3. Il Pd nasce all'insegna di una forte parola d'ordine: Merito. Bene, siamo in grado di gestire le conseguenze di questo obiettivo? Perchè spesso ho il dubbio che quando parliamo di merito in realtà ognuno pensa al proprio diritto ad avere qualcosa (per merito chiaramente!). Ad esempio, se non vinco un concorso non è pensabile che ci sia qualcuno che lo merita più di me, semplicemente è raccomandato e quindi non è stato riconosciuto il mio merito.
4. Indipendenza della Rai dalla politica. In questi anni uno dei maggiori paladini della libertà dell'informazione è stato Santoro. In una recente trasmissione ha chiesto un segno di svolta al centrosinistra. Col tono del fustigatore ha invocato Prodi e D'Alema (Perchè D'Alema poi? Che c'entra il ministro degli esteri?) di fare un gesto forte, un "editto al contrario" per far tornare Luttazzi in Rai.

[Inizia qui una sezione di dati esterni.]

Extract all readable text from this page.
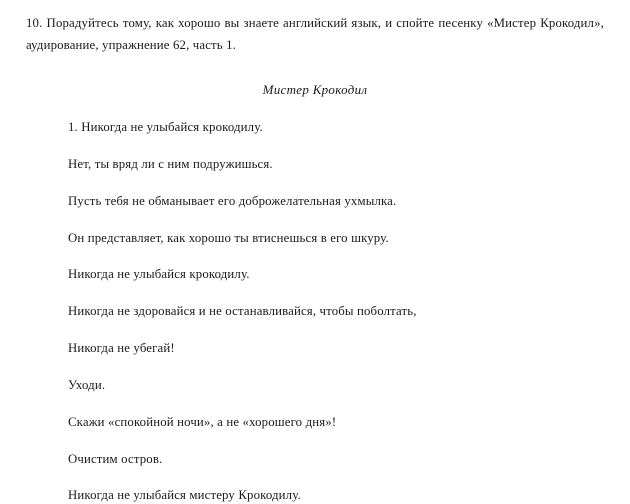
10. Порадуйтесь тому, как хорошо вы знаете английский язык, и спойте песенку «Мистер Крокодил», аудирование, упражнение 62, часть 1.

Мистер Крокодил
1. Никогда не улыбайся крокодилу.
Нет, ты вряд ли с ним подружишься.
Пусть тебя не обманывает его доброжелательная ухмылка.
Он представляет, как хорошо ты втиснешься в его шкуру.
Никогда не улыбайся крокодилу.
Никогда не здоровайся и не останавливайся, чтобы поболтать,
Никогда не убегай!
Уходи.
Скажи «спокойной ночи», а не «хорошего дня»!
Очистим остров.
Никогда не улыбайся мистеру Крокодилу.
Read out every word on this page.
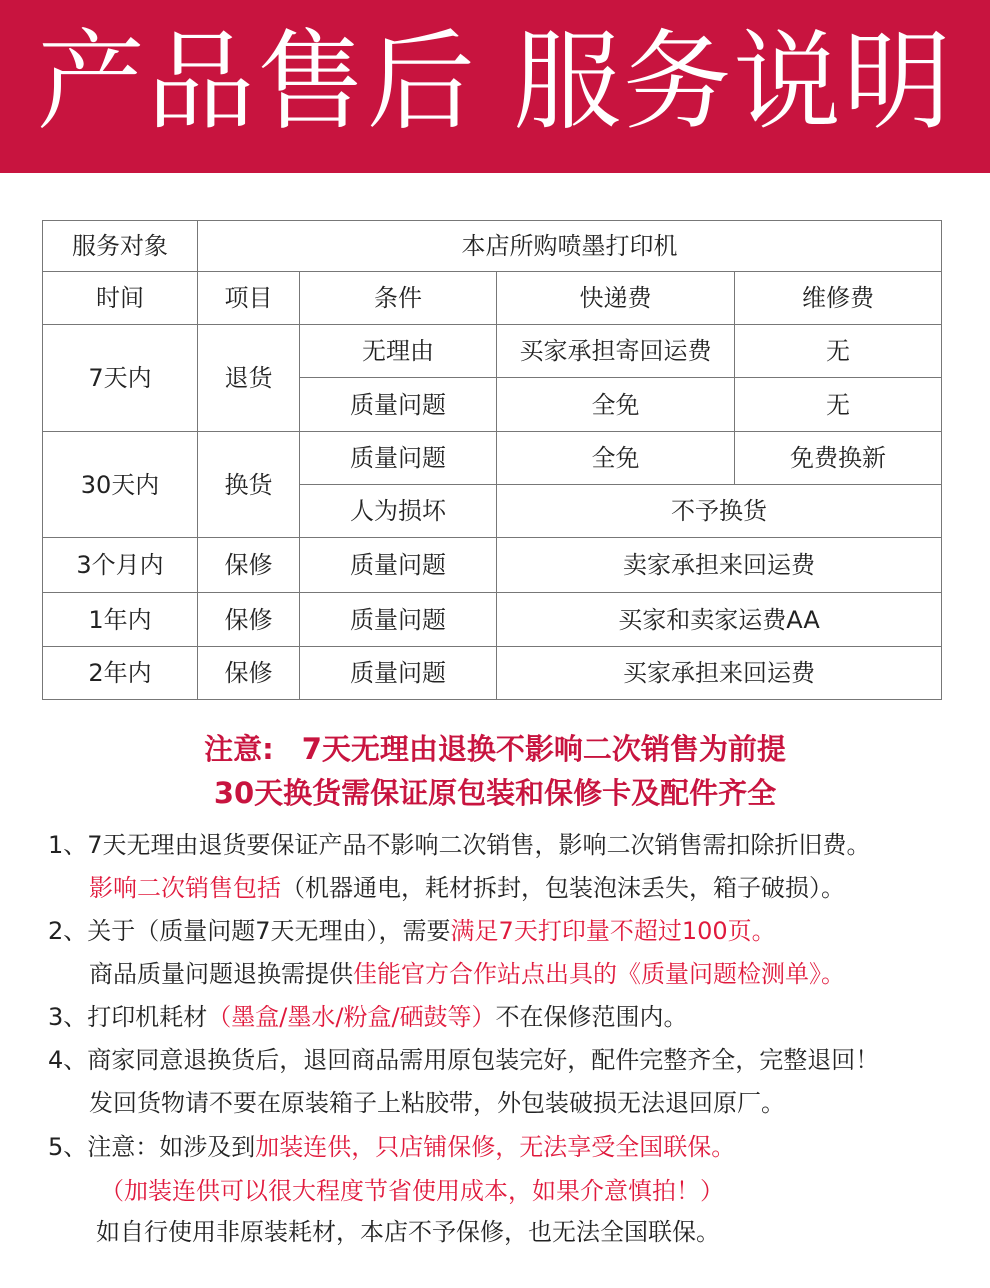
产品售后 服务说明
服务对象	本店所购喷墨打印机			
时间	项目	条件	快递费	维修费
7天内	退货	无理由	买家承担寄回运费	无
		质量问题	全免	无
30天内	换货	质量问题	全免	免费换新
		人为损坏	不予换货	
3个月内	保修	质量问题	卖家承担来回运费	
1年内	保修	质量问题	买家和卖家运费AA	
2年内	保修	质量问题	买家承担来回运费	
注意: 7天无理由退换不影响二次销售为前提
30天换货需保证原包装和保修卡及配件齐全
1、7天无理由退货要保证产品不影响二次销售，影响二次销售需扣除折旧费。
影响二次销售包括（机器通电，耗材拆封，包装泡沫丢失，箱子破损）。
2、关于（质量问题7天无理由），需要满足7天打印量不超过100页。
商品质量问题退换需提供佳能官方合作站点出具的《质量问题检测单》。
3、打印机耗材（墨盒/墨水/粉盒/硒鼓等）不在保修范围内。
4、商家同意退换货后，退回商品需用原包装完好，配件完整齐全，完整退回！
发回货物请不要在原装箱子上粘胶带，外包装破损无法退回原厂。
5、注意：如涉及到加装连供，只店铺保修，无法享受全国联保。
（加装连供可以很大程度节省使用成本，如果介意慎拍！）
如自行使用非原装耗材，本店不予保修，也无法全国联保。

Ora, se vogliamo chiamare la cosa col nome appropriato, un "editto al contrario" non è altro che una bella Raccomandazione con la R maiuscola. Altro che indipendenza della Rai dalla politica. Si chiede al Presidente del consiglio di raccomandare qualcuno in Rai, e a chiederlo è uno dei simboli dell'indipendenza della Rai dalla politica.

luigi ha detto...

A proposito, vista la rapidità con cui Paolo si è messo la coscienza a "post" su questo blog, non ci resta che dare ragione a Cetto Laqualunque e al suo famoso slogan elettorale!

Anonimo ha detto...

quest'ultima cosa, Luigi non l'ho capita...comunque è vero, finchè resteremo a pensare ognuno al proprio orticello e ai prorpi diritti (e non doveri), a quello che ci spetta e non ha quello che dobbiamo fare, mi sa che l'Italia rimarrà sempre uguale.
E penso che in fin dei conti la maggior parte delle persone voglia, purtroppo, questo.